Unlike traditional applications of entropy in portfolio theory, the proposed framework emphasizes regime-invariant informational structure rather than short-term performance.

4. Conclusions

This paper has proposed and formalized a unified entropy-based framework for portfolio optimization by embedding Shannon entropy, Tsallis entropy, and Weighted Shannon Entropy (WSE) within a common Maximum Entropy Principle (MaxEnt) formulation. By expressing portfolio selection as a constrained MaxEnt program solved via the method of Lagrange multipliers, the study demonstrates that these entropy measures arise as complementary specifications of the same theoretical structure, ensuring internal consistency, analytical tractability, and interpretability. The regime-wise empirical analysis yields new entropy-based results, showing that diversification patterns induced by MaxEnt specifications remain structurally stable across market phases, despite substantial changes in return and volatility dynamics.
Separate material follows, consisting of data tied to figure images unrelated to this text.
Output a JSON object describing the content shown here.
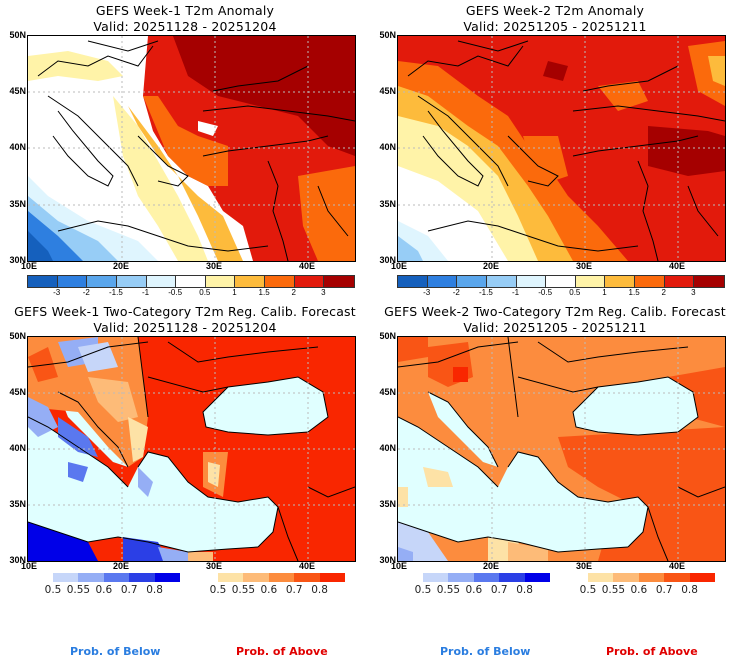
{
  "panels": [
    {
      "id": "week1-anomaly",
      "title": "GEFS Week-1 T2m Anomaly",
      "valid": "Valid: 20251128 - 20251204",
      "type": "anomaly"
    },
    {
      "id": "week2-anomaly",
      "title": "GEFS Week-2 T2m Anomaly",
      "valid": "Valid: 20251205 - 20251211",
      "type": "anomaly"
    },
    {
      "id": "week1-prob",
      "title": "GEFS Week-1 Two-Category T2m Reg. Calib. Forecast",
      "valid": "Valid: 20251128 - 20251204",
      "type": "probability"
    },
    {
      "id": "week2-prob",
      "title": "GEFS Week-2 Two-Category T2m Reg. Calib. Forecast",
      "valid": "Valid: 20251205 - 20251211",
      "type": "probability"
    }
  ],
  "axes": {
    "lat_labels": [
      "50N",
      "45N",
      "40N",
      "35N",
      "30N"
    ],
    "lon_labels": [
      "10E",
      "20E",
      "30E",
      "40E"
    ]
  },
  "anomaly_colorbar": {
    "colors": [
      "#1560bd",
      "#2e7fe0",
      "#5aa6ec",
      "#97cdf6",
      "#dff5fe",
      "#ffffff",
      "#fff3a8",
      "#fdbb3c",
      "#fb6a0c",
      "#e21a0c",
      "#a50000"
    ],
    "tick_labels": [
      "-3",
      "-2",
      "-1.5",
      "-1",
      "-0.5",
      "0.5",
      "1",
      "1.5",
      "2",
      "3"
    ]
  },
  "prob_below_colorbar": {
    "colors": [
      "#c6d6f9",
      "#95aef5",
      "#5a78ef",
      "#2b3fe6",
      "#0000e8"
    ],
    "tick_labels": [
      "0.5",
      "0.55",
      "0.6",
      "0.7",
      "0.8"
    ]
  },
  "prob_above_colorbar": {
    "colors": [
      "#fde2a6",
      "#fdbb78",
      "#fc8c3e",
      "#f95515",
      "#f92600"
    ],
    "tick_labels": [
      "0.5",
      "0.55",
      "0.6",
      "0.7",
      "0.8"
    ]
  },
  "footer": {
    "below_label": "Prob. of Below",
    "above_label": "Prob. of Above",
    "below_color": "#2a7de0",
    "above_color": "#e00000"
  },
  "map_colors": {
    "sea": "#e0ffff",
    "coast": "#000000"
  }
}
The empirical illustration based on a portfolio of major cryptocurrencies—Bitcoin, Ethereum, Solana, and Binance Coin—highlights how different entropy specifications induce distinct diversification patterns within the unified framework. Shannon entropy promotes near-uniform allocations that maximize structural balance, Tsallis entropy with q = 2 imposes stronger penalties on concentration and enhances sensitivity to nonlinear risk features, while Weighted Shannon entropy incorporates asset-specific informational priorities reflecting heterogeneous market characteristics. Although the empirical results are illustrative, they are consistent with the theoretical properties of the respective entropy measures.

The central contribution of this study lies in showing that entropy-based portfolio optimization should not be viewed as a collection of isolated models, but rather as a unified framework grounded in information-theoretic principles. This perspective emphasizes entropy as a robust diversification criterion that does not rely on restrictive distributional assumptions and is therefore particularly suitable for volatile and structurally unstable financial environments such as cryptocurrency markets.

Several avenues for future research naturally emerge from this framework. Extensions may incorporate transaction costs, liquidity constraints, and dynamic multi-period rebalancing, further enhancing practical relevance. Moreover, the MaxEnt formulation can be generalized to alternative entropy measures, including Rényi or Kaniadakis entropy, as well as combined with other robust optimization paradigms. Beyond cryptocurrency portfolios, the unified entropy-based approach offers potential applications in broader areas of financial mathematics, such as asset allocation under uncertainty, quantitative asset allocation, algorithmic portfolio construction, and systemic risk modeling.